LIAT To Be Liquidated In Favour Of New Caribbean Airline

LIAT ATR 42-600

Antiguan Prime Minister Gaston Browne has indicated that Caribbean airline LIAT will most likely be liquidated. In a recent announcement, he said that, “from all indications, LIAT will be liquidated.”

This comes after the already debt-ridden airline was forced to ground its fleet in early April 2020 due to the global pandemic.

“COVID would have actually, let’s say increased the losses exponentially, so whereas in all of 2019 LIAT made a loss of about EC $12 million (US $4.4 million), that was within the means of the shareholder governments to subsidize,” Browne said on local radio in Antigua.

“You would have found that since COVID, the planes have been grounded, they have to pay the lease payments and they are not getting any revenue.”

An already loss-making airline hit by the pandemic

LIAT is no stranger to debt as the airline has struggled to make profits given their mix of problematic circumstances. In 2019 alone, around the time I did some island hopping trips with the airline, there were multiple appeals from the company’s shareholders for cash injections as there were claims that the airline was operating on just a few days of cash.

In 2020, LIAT announced that it would ground all flights from April onward due to the pandemic. Even as some Caribbean islands have started re-opening their borders, the airline still remains grounded, with the exception of performing a few repatriation flights.

In May of this year, PM Browne announced that the airline was in urgent need of a bailout.

A new airline?

Given that LIAT provides vital inter-island air transport between many of the smaller Caribbean islands, PM Browne is suggesting that a new entity be started to replace the failing carrier.

“A decision will have to be made to collapse it and then maybe the countries within the region will have to come together to form a new entity.”

Browne said that if a new entity was to be formed, it would require full cooperation from participating islands, even though he focused on the issue of the “new airline’s” potential headquarters.

“What I’m hoping that we do not have going forward with the new entity, is any squabble over the location of the headquarters.

“At the end of the day, the only service that Antigua and Barbuda has enjoyed … within CARICOM is LIAT and this has been the case for several decades.

“So I just hope that we are not going to have countries within the region opportunistically fighting us to get the headquarters in their country to displace Antigua and Barbuda.”

Winding down LIAT definitely could prove problematic as the company has very little assets in its name. Of their 10 ATR aircraft in the fleet, LIAT owns just 3 of them, all of which are already charged to the Caribbean Development Bank.

Browne also predicts that if a new airline is formed, its staffing will be much leaner, resulting in hundreds potentially being sent home if the current entity is closed down. The Antiguan Prime Minister said that compensation packages would be arranged for those affected.

Would a new airline make sense?

LIAT serves as a life line for many smaller Caribbean nations, but has been plagued by an environment not suited to keep the airline in business. Unless some of the major pain points are sorted out, a new entity could be a useless endeavour.

Extremely high taxes – Flying within the Caribbean on a whole is actually quite expensive, mainly due to taxes and additional airport charges.
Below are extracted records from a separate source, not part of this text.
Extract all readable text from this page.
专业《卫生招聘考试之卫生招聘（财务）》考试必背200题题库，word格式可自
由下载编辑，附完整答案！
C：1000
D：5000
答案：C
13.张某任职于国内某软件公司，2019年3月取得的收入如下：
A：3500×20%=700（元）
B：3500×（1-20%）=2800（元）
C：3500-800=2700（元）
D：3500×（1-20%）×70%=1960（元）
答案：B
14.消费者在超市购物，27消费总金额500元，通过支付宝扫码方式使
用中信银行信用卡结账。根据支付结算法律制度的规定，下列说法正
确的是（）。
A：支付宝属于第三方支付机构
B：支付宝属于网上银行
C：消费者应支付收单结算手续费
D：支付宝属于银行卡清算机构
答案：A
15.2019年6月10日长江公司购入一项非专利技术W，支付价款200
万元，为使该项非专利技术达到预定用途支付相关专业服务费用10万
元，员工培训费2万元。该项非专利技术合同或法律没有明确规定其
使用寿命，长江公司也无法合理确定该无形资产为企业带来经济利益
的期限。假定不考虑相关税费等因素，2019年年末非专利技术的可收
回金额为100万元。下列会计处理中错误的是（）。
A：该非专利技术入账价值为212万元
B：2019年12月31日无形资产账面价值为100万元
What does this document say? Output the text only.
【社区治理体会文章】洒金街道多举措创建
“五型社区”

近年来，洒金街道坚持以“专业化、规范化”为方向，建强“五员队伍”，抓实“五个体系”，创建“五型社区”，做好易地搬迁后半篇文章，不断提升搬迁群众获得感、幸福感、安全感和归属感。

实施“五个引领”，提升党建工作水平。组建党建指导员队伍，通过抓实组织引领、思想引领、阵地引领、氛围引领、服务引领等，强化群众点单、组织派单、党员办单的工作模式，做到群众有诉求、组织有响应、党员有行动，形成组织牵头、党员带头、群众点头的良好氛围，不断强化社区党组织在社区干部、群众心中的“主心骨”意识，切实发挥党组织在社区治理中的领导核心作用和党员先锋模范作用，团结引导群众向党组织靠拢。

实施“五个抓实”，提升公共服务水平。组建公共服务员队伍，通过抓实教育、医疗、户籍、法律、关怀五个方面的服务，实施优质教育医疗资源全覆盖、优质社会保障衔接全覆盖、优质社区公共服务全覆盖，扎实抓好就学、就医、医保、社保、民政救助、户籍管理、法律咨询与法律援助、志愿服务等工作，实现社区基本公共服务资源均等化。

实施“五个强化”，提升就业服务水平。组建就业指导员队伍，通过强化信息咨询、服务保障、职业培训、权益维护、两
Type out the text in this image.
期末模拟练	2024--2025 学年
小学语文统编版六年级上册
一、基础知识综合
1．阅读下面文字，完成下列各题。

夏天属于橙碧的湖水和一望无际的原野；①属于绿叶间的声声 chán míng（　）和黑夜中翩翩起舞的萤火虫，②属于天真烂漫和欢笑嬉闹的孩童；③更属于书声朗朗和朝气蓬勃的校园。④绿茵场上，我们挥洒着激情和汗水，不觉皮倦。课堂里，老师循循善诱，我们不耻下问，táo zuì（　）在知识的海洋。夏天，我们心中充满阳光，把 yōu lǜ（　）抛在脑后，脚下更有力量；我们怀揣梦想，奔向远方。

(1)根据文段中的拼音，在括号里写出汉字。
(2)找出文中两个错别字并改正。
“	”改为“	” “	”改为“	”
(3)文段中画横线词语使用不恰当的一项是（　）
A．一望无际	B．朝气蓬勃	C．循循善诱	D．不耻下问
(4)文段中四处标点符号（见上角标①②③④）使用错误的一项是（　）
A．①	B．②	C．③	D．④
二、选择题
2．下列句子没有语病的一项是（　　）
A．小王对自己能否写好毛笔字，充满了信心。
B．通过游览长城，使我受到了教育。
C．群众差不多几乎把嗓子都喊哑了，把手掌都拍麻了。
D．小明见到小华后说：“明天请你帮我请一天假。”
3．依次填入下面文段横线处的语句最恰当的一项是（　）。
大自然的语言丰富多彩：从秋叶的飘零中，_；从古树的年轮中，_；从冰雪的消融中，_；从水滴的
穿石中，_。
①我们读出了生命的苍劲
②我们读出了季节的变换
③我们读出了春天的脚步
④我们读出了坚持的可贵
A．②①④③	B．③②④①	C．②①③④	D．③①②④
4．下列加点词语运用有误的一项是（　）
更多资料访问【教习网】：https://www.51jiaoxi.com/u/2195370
Here’s a look at a flight I took from Trinidad to St. Lucia. The base fare is just $40 while taxes and airport fees add up to almost $75. Larger airlines like Caribbean Airlines might be able to offset this from profits on their longer haul and cash cow routes, but unless governments come together to lower travel regional taxes, LIAT will always be on the losing end.

While bumping up the base fare might bring in more short term revenue for the airline, it would further discourage travelers considering air travel in the longer run.

Unprofitable routes – Some of LIAT’s routes operate well below desired loads, putting them into even further debt. Even as the company’s shareholders throw money at the airline in hopes of saving it, a decision has to be made to remove unsustainable routes if the relevant subsidies cannot be paid by the respective islands benefiting from the service.

One route in question is the leg between Trinidad and St. Lucia. In early 2019, it was highlighted as one of the major underperformers for the airline, but as Trinidad’s government also operates flights between the two islands with their own Caribbean Airlines aircraft, they have no real incentive to support LIAT’s operations on that route.

Maybe LIAT’s management should be looking at Ryanair for some pointers.

Government politics also has a huge part to play in the airline’s inefficiencies, but I won’t get into that aspect as the solutions seem to vary drastically depending on who you ask.